On Monday too there have been disrupted public transports with altercation between bus conductors and passengers over exorbitant fares charged in a chaotic situation. As the mobile courts operated to enforce stoppage of so- called seating and gate lock services, transport owners kept their buses off the street. This created a big transport crisis and caused immense hardship for commuters.
The BRTA official complained of bus owners and their associates 'helping the drivers with information so that they could circumvent the routes under watch of the mobile courts'. On Sunday the mobile courts wound up their drive by 2p.m even though they were supposed to run till 5p.m.
The attempted doing away with seating service has put mobility of working women and girl students in a shambles. They now have to avail themselves of local buses with no guarantee for seating at all.

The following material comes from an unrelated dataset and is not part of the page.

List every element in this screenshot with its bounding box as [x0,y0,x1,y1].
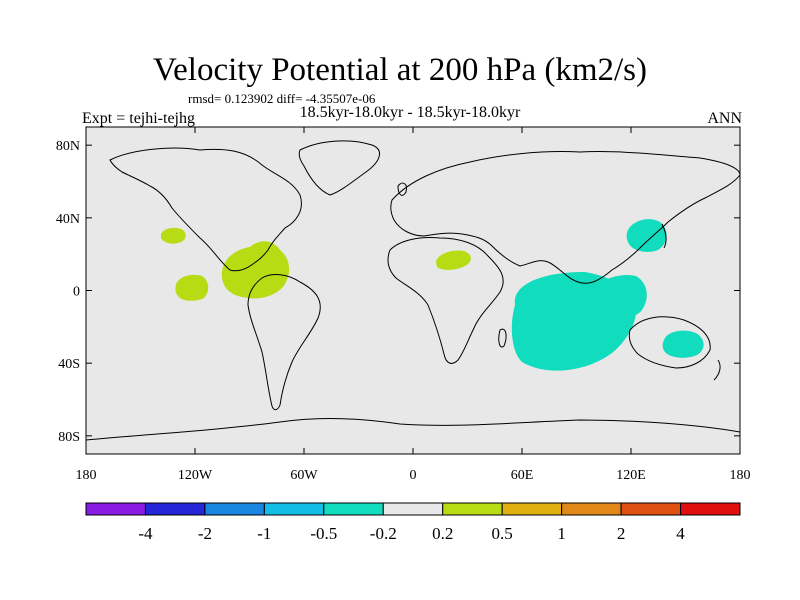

They considered it a scary prospect. How could the city's so called passenger owners association be so insensitive to working women's and students' daily need for mobility?
A strange combination of deceit, exploitation and tyranny is at work to short change and cause great suffering to the commuting public. The spate of fresh incidents goes to highlight the crude profiteering mentality. Buses and minibuses having seating service do not allow passengers to ride them as standing passengers. The passengers of seating service are charged fares higher than fixed by the BRTA.
The problem with this service is reported to be that those who purchase tickets for certain routes will have to pay in full, regardless of where they got off the bus.
Passengers getting on a vehicle with a ridiculous gate lock service cannot get off at any stoppage between starting point and destination. Even if it has empty seats it would not take in any passenger en route causing waste of space.
These services have been operated for years in Dhaka. Although BRTA regulations do not allow such arbitrary services, how could they be run to fatten the operators' purses. Somebody must demand social commitment from the transport operators on pain of punitive action.
The public want the system to be streamlined, upholding the interest of the general commuters, especially women passengers who should have reserved seats along with exclusive buses for them.